Atualidades

Um ano que se foi…

Hoje faz um ano que tivemos o caso 150 de covid no Brasil. Daqui a uma semana, completaremos o mesmo ciclo para o dia em que o país parou em uma espécie de quarentena, que em seus primeiros três meses foi bastante rigorosa. Pouco se sabia sobre a doença além das imagens de cortejos fúnebres na Itália e a ideia assustadora de que seríamos acometidos pelo mesmo mal. Ao longo desse período, experimentamos um andamento relativamente contido da nossa curva de país continental durante a maior parte do tempo (até novembro) e que não causou colapso no sistema, exceto pontualmente em poucas cidades, mas acirrou polarizações políticas e originou um excedente de óbitos no ano passado da ordem de 13%. Infelizmente, vivenciamos hoje uma espécie de prorrogação desse suplício, agora com a variante P1, mais contagiosa e agressiva, colapsando muitas cidades do país, depois de passar por Manaus como um tsunami. Sem saber ao certo quando terminará nossa agonia, temos apenas a certeza de que a salvação virá com a vacina, ainda que a passos irritantemente lentos nesse momento. Em 2020 não tínhamos essa perspectiva.

Foi por acaso que eu comecei a mensurar os resultados da pandemia, inicialmente para consumo próprio. Chamou-me atenção uma planilha que recebi em que os países estavam alinhados pela data do caso #150 e não pelo acumulado atemporal. Era uma espécie de análise ‘safrada’, que fazia comparações justas, diferentes das informações superficiais repassadas pela imprensa, sempre com o tom de que o mundo acabaria amanhã. Essa compilação de informações foi se tornando mais robusta, as análises mais sofisticadas, migraram do mundo para os estados, incluíram média móvel (até então ignorada pela imprensa) e acabou sendo bastante disseminada pelas redes sociais, e para minha surpresa gerando muito engajamento. Para a infelicidade geral isso ainda não acabou e por mais que eu já esteja exausto em realizar essas análises, não há como abandoná-las, trata-se de um serviço de utilidade pública. Embora hoje já tenhamos algumas fontes bastante confiáveis na disseminação de informação de qualidade, sinto-me vinculado aos que diariamente passam nas minhas ‘TLs’ para dar uma olhada no breve relatório do dia. Há quase um ano que faço desse trabalho um ponto de contato com algumas centenas de pessoas em busca de uma avaliação realista da situação e em respeito a elas persistirei até o final.

Por ocasião da eclosão da pandemia, escrevi um texto equivocadamente esperançoso de que ela poderia despertar os melhores sentimentos humanos em um planeta diante de um gigantesco desafio e que talvez conseguíssemos nos inspirar em lideranças que nos uniriam ao redor de uma causa. Quem sabe, pensava eu, inocentemente à época, não sairíamos dessa experiência melhores do que entramos. Foi um equívoco.

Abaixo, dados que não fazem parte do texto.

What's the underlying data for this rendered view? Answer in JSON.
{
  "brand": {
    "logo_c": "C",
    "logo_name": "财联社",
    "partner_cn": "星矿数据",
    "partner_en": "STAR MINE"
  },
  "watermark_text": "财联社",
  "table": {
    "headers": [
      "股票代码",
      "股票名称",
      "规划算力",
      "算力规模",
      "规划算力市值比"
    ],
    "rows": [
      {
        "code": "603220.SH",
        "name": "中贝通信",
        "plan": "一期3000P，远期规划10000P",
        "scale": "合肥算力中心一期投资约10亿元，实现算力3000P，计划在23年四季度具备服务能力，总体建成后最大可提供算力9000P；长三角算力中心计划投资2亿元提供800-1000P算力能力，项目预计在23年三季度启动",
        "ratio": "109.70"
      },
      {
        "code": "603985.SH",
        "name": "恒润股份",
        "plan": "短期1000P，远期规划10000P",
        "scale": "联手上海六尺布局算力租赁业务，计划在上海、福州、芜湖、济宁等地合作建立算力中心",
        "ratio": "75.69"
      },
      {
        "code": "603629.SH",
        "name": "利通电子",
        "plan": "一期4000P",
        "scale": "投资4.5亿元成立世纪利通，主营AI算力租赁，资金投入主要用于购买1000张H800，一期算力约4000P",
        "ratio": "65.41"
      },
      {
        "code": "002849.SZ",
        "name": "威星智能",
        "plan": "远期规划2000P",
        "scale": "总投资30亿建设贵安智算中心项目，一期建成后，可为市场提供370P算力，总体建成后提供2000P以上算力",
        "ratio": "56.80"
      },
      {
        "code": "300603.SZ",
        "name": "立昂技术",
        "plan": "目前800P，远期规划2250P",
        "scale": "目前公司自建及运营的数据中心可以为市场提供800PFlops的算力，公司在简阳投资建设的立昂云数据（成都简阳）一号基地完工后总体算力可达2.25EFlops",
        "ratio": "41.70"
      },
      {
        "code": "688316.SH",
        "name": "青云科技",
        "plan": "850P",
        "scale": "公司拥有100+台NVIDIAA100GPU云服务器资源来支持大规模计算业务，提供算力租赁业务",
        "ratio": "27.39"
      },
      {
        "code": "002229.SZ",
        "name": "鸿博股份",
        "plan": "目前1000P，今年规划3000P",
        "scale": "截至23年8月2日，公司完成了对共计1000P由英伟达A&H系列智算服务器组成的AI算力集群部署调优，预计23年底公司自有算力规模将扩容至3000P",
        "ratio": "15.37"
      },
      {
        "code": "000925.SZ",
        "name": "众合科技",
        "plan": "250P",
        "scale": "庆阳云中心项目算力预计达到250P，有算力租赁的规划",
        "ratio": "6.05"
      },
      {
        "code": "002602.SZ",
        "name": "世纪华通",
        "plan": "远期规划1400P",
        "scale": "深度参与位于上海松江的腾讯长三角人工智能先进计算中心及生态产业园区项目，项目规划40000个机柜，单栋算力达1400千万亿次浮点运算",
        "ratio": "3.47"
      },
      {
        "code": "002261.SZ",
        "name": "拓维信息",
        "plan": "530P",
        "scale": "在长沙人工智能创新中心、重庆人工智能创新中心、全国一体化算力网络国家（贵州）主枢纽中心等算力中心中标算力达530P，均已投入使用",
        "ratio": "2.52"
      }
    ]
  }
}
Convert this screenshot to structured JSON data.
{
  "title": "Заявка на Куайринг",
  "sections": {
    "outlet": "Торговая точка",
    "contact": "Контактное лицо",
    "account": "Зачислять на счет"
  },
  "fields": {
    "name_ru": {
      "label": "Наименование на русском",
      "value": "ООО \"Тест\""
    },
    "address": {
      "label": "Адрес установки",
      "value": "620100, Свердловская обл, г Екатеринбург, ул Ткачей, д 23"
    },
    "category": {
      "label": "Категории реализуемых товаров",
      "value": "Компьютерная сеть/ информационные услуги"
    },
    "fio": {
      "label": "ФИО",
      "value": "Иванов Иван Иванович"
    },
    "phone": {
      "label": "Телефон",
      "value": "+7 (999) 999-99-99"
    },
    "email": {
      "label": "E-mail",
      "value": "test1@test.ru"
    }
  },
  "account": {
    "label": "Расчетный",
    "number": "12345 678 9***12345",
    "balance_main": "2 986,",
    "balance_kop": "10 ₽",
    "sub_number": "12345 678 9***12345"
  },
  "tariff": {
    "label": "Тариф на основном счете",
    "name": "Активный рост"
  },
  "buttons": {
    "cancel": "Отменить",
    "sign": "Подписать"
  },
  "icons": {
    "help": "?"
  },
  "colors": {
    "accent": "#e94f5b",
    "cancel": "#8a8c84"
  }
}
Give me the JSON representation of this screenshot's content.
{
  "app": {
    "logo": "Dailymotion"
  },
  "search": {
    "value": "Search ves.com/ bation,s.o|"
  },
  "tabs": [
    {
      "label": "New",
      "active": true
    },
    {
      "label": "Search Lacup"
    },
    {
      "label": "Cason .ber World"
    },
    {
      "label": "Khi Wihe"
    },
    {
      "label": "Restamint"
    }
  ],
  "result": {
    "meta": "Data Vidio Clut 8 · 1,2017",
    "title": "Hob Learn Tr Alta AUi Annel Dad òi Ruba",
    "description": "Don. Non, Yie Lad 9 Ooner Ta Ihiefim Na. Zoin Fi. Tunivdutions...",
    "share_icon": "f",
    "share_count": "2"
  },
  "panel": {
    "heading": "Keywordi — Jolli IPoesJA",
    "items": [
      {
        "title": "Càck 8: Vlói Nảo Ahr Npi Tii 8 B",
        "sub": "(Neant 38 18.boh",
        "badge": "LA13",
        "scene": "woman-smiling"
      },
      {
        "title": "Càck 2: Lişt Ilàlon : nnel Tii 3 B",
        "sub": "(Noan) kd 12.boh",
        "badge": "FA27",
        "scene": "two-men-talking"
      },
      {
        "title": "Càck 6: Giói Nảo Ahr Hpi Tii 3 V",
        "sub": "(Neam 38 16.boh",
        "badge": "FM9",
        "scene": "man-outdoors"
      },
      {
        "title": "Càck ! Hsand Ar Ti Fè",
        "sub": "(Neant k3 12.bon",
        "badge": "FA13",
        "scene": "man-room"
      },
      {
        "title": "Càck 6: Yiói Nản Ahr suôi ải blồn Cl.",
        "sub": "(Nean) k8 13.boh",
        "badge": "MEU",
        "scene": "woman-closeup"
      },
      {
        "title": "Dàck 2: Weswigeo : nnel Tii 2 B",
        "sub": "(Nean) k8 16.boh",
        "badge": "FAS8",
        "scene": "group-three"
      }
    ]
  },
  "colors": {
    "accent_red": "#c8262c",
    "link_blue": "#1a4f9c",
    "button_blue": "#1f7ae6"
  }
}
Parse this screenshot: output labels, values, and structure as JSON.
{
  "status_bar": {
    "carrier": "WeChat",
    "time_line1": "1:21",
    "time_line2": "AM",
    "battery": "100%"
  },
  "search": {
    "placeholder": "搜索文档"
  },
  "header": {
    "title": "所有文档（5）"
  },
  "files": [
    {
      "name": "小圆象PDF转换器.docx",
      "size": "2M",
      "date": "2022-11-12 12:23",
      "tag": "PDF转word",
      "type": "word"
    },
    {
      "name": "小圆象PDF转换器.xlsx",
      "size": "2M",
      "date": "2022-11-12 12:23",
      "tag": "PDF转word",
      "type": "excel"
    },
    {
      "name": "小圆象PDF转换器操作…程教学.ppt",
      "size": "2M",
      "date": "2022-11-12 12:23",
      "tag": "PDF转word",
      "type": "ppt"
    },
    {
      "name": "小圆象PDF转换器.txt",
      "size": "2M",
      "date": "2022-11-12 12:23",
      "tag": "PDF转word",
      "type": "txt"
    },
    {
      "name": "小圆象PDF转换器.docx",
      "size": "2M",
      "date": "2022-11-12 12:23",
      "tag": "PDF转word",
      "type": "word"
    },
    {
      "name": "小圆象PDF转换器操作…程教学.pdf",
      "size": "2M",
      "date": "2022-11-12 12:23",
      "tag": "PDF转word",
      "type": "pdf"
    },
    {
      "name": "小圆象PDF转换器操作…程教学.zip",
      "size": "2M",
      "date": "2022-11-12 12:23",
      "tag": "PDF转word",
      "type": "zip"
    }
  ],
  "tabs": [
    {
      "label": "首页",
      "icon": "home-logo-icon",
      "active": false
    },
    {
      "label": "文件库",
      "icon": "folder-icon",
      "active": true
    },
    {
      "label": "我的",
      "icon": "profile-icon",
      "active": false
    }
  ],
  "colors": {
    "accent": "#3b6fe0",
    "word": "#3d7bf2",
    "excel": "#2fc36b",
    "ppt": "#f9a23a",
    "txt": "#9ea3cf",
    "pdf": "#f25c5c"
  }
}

Exceto se uma leitura futura diferente corrigir a minha percepção atual, o estrago causado pela covid não teve precedentes na história recente: em vidas perdidas, nas economias devastadas, nas finanças pessoais de centenas de milhões completamente comprometidas, na saúde mental de tantos outros e nas animosidades, ampliadas ou afloradas em todo mundo. Isso tudo sem que houvesse o surgimento de lideranças globais, tanto do ponto de vista pessoal, como institucional, capazes de prover convergência de prioridades ou ao menos uma luz que nos guiasse nas sombras. Como disse um amigo meu, a humanidade teve mais sorte que juízo pelo fato desse vírus ter uma letalidade baixa. Fosse alta, teríamos sido dizimados face à nossa inabilidade em reagir adequadamente.

Ao longo desse ano, constatamos que situações inesperadas nos colocam na zona do ‘emburrecimento’, quando simplesmente deixamos de avaliá-las de maneira racional. Eu retomarei a excepcional obra de Hans Rosling (‘Factulness’), que já foi abordada em dois artigos anteriores, para elaborar sobre 8 instintos intensamente presentes em praticamente todos os momentos no último ano, e que prejudicam um ponderado juízo de valor sobre as coisas.

Para começar, o bom e velho instinto da separação, aquele que divide o mundo em dois lados, o que você defende e o dos outros, o bom e o mau. Durante a pandemia, se alguém levantasse a mão para prover uma leitura menos aterrorizante da realidade, já era taxado pelo outro lado do pensamento binário como negacionista. Da mesma forma, caso fosse o emissário de alguma notícia realmente ruim, era um ‘pandeminion’. Sabe-se lá por que foram criados dois grupos extremos, aqueles que convergiam com as expectativas catastróficas do Atila Tamarino e a sua antítese, os que consideravam o Osmar Terra um porto seguro. É claro que estou usando de uma retórica exagerada em ambos os casos. A situação ganhou contornos políticos. Como o presidente relativizava a questão de saúde em detrimento da economia, tivemos no Brasil um posicionamento mais politizado, os que eram simpáticos ao Bolsonaro passaram a enxergá-la como algo menos severo e os ‘antibolsonaristas’ se abraçaram às teses mais horríveis. Quem quer que estivesse no meio, apanhava. No mundo, não foi tão diferente. Incrível a capacidade das pessoas em simplificar temas tão complexos em situações binárias.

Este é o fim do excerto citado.